Sin embargo, no todo es de color de rosa, y el bicing hace un par de años estuvo a punto de morir de éxito, ya que la repentina explosión de vehículos de dos ruedas, no siempre manejados con la prudencia y velocidad adecuada, causó problemas con los peatones, que vieron invadida y alterada su movilidad, además de los previstos y previsibles conflictos con el resto del tráfico rodado. Para poner orden y convivencia entre las distintas modalidades de  desplazamiento el Ayuntamiento publicó unas ordenanzas que también son modélicas al respecto y que, aunque en un primer momento generaron algún recelo en ciertos ambientes "talibanes e insurgentes ” del mundo ciclista, a medio plazo han sido bien y han resuelto en buena medida los roces de convivencia.

Ahora sólo queda vencer la batalla contra el vandalismo. Durante el pasado año, la ciudad tuvo que invertir 3 millones de euros en reponer las bicicletas dañadas o robadas por ciudadanos que no merecen tal nombre.

Pese a todo, a  la estela de Barcelona se encuentran otras ciudades españolas, como Sevilla, que tiene 250 estaciones donde recoger y dejar un total de 2.500 bicicletas con las que desplazarse por la capital hispalense. También se incluyen en esta lista otras capitales como Zaragoza, Gerona o San Sebastián, por ejemplo.
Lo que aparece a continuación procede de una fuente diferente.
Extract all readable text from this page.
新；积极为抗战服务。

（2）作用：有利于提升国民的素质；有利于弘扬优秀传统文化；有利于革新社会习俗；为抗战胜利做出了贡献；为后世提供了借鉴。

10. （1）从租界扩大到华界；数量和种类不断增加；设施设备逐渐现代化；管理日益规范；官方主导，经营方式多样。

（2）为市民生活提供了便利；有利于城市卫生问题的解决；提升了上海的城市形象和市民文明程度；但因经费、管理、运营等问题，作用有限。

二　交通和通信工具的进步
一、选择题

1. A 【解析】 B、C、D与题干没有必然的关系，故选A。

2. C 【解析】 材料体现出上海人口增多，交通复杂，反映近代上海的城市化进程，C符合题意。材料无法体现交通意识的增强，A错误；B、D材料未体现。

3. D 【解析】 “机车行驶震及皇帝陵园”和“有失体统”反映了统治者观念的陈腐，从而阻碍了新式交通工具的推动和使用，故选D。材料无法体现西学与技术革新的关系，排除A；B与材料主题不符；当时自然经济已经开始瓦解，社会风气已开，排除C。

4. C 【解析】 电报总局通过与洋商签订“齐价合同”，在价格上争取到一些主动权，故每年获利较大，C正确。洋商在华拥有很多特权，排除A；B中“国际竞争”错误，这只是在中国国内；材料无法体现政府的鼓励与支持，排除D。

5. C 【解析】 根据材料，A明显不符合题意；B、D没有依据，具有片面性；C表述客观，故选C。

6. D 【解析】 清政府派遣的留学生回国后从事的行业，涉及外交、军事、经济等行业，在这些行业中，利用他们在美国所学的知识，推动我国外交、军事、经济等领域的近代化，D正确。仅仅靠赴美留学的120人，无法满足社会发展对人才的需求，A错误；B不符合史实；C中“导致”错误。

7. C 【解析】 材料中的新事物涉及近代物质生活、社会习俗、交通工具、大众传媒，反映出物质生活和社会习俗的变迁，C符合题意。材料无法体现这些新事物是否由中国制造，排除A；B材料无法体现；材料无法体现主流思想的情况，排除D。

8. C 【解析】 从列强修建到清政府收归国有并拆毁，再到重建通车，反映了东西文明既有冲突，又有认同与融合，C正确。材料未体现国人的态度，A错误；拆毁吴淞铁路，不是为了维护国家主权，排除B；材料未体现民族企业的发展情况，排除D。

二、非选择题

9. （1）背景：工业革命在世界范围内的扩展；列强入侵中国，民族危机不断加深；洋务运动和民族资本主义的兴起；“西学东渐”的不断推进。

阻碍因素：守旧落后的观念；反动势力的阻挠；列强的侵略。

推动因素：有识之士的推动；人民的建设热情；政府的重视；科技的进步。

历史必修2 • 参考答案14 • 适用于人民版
Frente a este modelo que apuesta por la bicicleta como una alternativa saludable, ecológica y sostenible de transporte urbano, está el modelo deportivo, que concibe la bicicleta en la ciudad como una herramienta de ocio y deporte, pero no como una alternativa real para el transporte y la movilidad urbanas. A la cabeza de este planteamiento se encuentra Madrid aunque su alcalde pretenda negar  la mayor, y se empeñe, con una perseverancia digna de mejor causa, en "inventarse” carriles bici urbanos por la técnica de sumar hilillos inconexos y, en muchas ocasiones intransitables, que, como setas urbanas, crecen en algunas calles y avenidas.
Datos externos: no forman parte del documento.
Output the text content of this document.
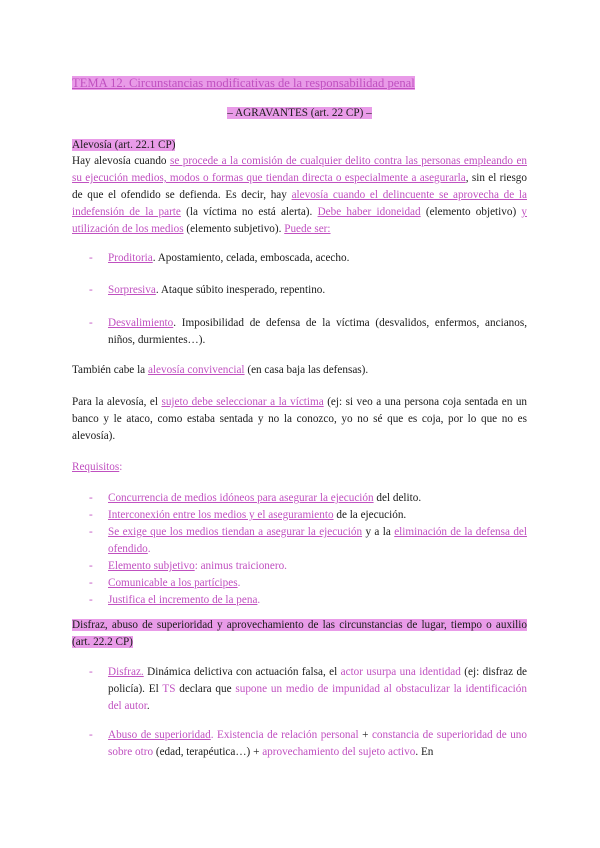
TEMA 12. Circunstancias modificativas de la responsabilidad penal
– AGRAVANTES (art. 22 CP) –
Alevosía (art. 22.1 CP)
Hay alevosía cuando se procede a la comisión de cualquier delito contra las personas empleando en su ejecución medios, modos o formas que tiendan directa o especialmente a asegurarla, sin el riesgo de que el ofendido se defienda. Es decir, hay alevosía cuando el delincuente se aprovecha de la indefensión de la parte (la víctima no está alerta). Debe haber idoneidad (elemento objetivo) y utilización de los medios (elemento subjetivo). Puede ser:
- Proditoria. Apostamiento, celada, emboscada, acecho.
- Sorpresiva. Ataque súbito inesperado, repentino.
- Desvalimiento. Imposibilidad de defensa de la víctima (desvalidos, enfermos, ancianos, niños, durmientes…).
También cabe la alevosía convivencial (en casa baja las defensas).
Para la alevosía, el sujeto debe seleccionar a la víctima (ej: si veo a una persona coja sentada en un banco y le ataco, como estaba sentada y no la conozco, yo no sé que es coja, por lo que no es alevosía).
Requisitos:
- Concurrencia de medios idóneos para asegurar la ejecución del delito.
- Interconexión entre los medios y el aseguramiento de la ejecución.
- Se exige que los medios tiendan a asegurar la ejecución y a la eliminación de la defensa del ofendido.
- Elemento subjetivo: animus traicionero.
- Comunicable a los partícipes.
- Justifica el incremento de la pena.
Disfraz, abuso de superioridad y aprovechamiento de las circunstancias de lugar, tiempo o auxilio (art. 22.2 CP)
- Disfraz. Dinámica delictiva con actuación falsa, el actor usurpa una identidad (ej: disfraz de policía). El TS declara que supone un medio de impunidad al obstaculizar la identificación del autor.
- Abuso de superioridad. Existencia de relación personal + constancia de superioridad de uno sobre otro (edad, terapéutica…) + aprovechamiento del sujeto activo. En
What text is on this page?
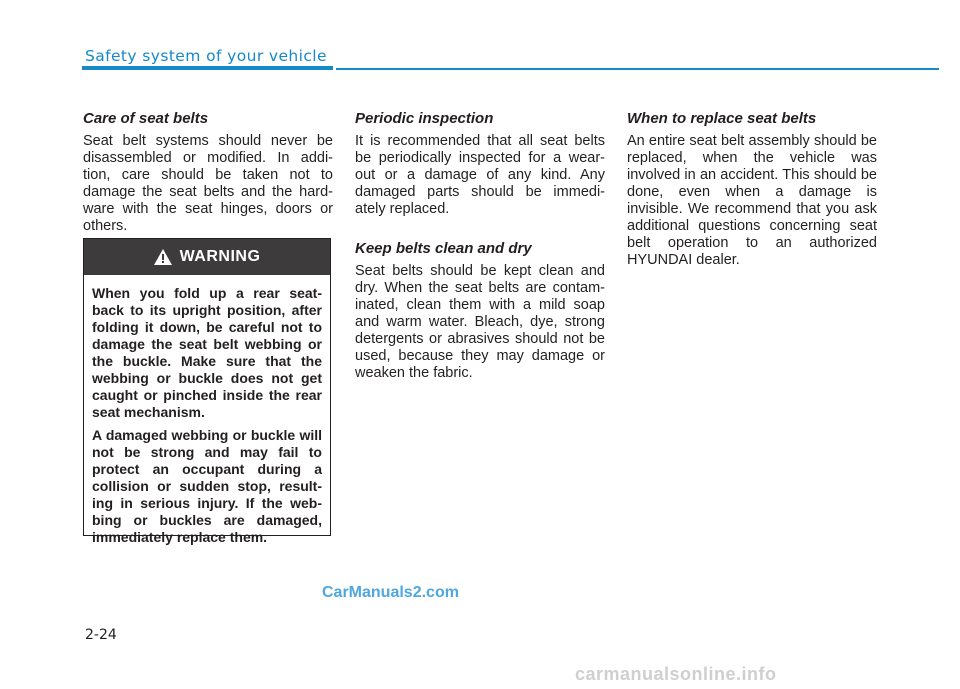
Safety system of your vehicle
Care of seat belts

Seat belt systems should never be disassembled or modified. In addi- tion, care should be taken not to damage the seat belts and the hard- ware with the seat hinges, doors or others.

WARNING

When you fold up a rear seat- back to its upright position, after folding it down, be careful not to damage the seat belt webbing or the buckle. Make sure that the webbing or buckle does not get caught or pinched inside the rear seat mechanism.

A damaged webbing or buckle will not be strong and may fail to protect an occupant during a collision or sudden stop, result- ing in serious injury. If the web- bing or buckles are damaged, immediately replace them.

Periodic inspection

It is recommended that all seat belts be periodically inspected for a wear- out or a damage of any kind. Any damaged parts should be immedi- ately replaced.

Keep belts clean and dry

Seat belts should be kept clean and dry. When the seat belts are contam- inated, clean them with a mild soap and warm water. Bleach, dye, strong detergents or abrasives should not be used, because they may damage or weaken the fabric.

When to replace seat belts

An entire seat belt assembly should be replaced, when the vehicle was involved in an accident. This should be done, even when a damage is invisible. We recommend that you ask additional questions concerning seat belt operation to an authorized HYUNDAI dealer.

CarManuals2.com
2-24
carmanualsonline.info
Evidentemente, la ciudad no cuenta con nada parecido a un sistema de alquiler de bicicletas como el bicing barcelonés o el sevici sevillano. De hecho, ni siquiera posee espacios propios para aparcar bicicletas en prácticamente ningún lugar que no sea un parque o los accesos a un polideportivo (traiciones del subconscientes, imaginamos). Su gran realización es el anillo verde, una especie de cinturón de castidad ciclista que recorre más o menos el contorno de la ciudad y que presenta algunas rotos en sus costuras pero que no deja de ser una pista para hacer deporte y pasear, en ningún caso para desplazarse por la ciudad.
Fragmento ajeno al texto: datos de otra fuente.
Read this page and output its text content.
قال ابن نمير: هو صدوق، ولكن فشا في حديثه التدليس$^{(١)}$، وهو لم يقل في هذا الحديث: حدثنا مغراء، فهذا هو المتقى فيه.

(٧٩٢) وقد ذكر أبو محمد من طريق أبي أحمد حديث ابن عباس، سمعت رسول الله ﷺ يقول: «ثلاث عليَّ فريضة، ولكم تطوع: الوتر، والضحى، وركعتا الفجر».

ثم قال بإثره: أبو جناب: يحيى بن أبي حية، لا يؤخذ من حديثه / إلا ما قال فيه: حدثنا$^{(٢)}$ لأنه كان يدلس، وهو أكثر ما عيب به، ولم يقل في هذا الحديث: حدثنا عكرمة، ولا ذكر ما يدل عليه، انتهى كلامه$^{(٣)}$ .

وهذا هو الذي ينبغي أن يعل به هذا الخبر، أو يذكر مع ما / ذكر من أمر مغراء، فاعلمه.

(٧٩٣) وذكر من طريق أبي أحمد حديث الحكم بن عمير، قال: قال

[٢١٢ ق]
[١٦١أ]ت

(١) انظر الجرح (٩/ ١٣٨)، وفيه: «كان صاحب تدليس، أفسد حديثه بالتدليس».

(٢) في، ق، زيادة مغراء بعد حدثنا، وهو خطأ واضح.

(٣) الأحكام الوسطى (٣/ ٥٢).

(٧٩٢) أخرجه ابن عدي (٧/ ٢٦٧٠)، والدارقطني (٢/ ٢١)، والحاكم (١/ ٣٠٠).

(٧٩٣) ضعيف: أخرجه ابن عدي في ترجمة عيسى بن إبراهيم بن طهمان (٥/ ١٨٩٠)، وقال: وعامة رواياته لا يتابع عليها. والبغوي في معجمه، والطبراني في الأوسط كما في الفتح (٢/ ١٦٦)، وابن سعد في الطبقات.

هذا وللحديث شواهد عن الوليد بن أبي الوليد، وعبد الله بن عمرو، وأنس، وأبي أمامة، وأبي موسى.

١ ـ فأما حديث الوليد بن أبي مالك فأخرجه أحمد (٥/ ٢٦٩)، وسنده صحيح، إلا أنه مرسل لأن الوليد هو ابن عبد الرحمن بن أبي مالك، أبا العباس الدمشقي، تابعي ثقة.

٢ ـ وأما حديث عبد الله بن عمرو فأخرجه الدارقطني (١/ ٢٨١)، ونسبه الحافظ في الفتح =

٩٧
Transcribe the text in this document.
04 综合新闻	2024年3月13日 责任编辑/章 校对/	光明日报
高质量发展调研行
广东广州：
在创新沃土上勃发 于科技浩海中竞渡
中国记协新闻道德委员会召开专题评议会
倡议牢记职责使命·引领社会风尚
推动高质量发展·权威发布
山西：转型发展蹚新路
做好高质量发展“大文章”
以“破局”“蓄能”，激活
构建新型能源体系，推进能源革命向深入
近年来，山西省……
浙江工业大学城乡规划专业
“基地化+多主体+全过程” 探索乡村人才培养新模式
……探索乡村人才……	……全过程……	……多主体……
Evidentemente, cualquiera de estas dos formas de concebir el matrimonio de la bicicleta y el entorno urbano son válidas y respetables. El único problema lo causan, una vez más, los ciudadanos. En efecto, muchos madrileños no están de acuerdo con la visión lúdico deportiva de la bicicleta que posee su alcalde Ruiz Gallardón y se empeñan en jugarse el físico transitando por calles y avenidas con sus bicis, en dura competencia con los coches, los grandes señores feudales de la ciudad, y sus lacayos los autobuses, grandes percherones motorizados para los que las hormigas ciclistas no dejan de ser un incordio añadido al competir con ellos por los carriles específicos para el autobús, que estos sí existen en Madrid.

Es difícil poner puertas al campo y, con el paso de los años, se ha demostrado que las bicis en la ciudad no son una moda, que han venido para quedarse y que, por supuesto, las bicis no son sólo para el verano. Ahora, hace falta que los ayuntamientos lo entiendan y apuesten por liderar esta situación, no simplemente dejarla fluir por sus calles.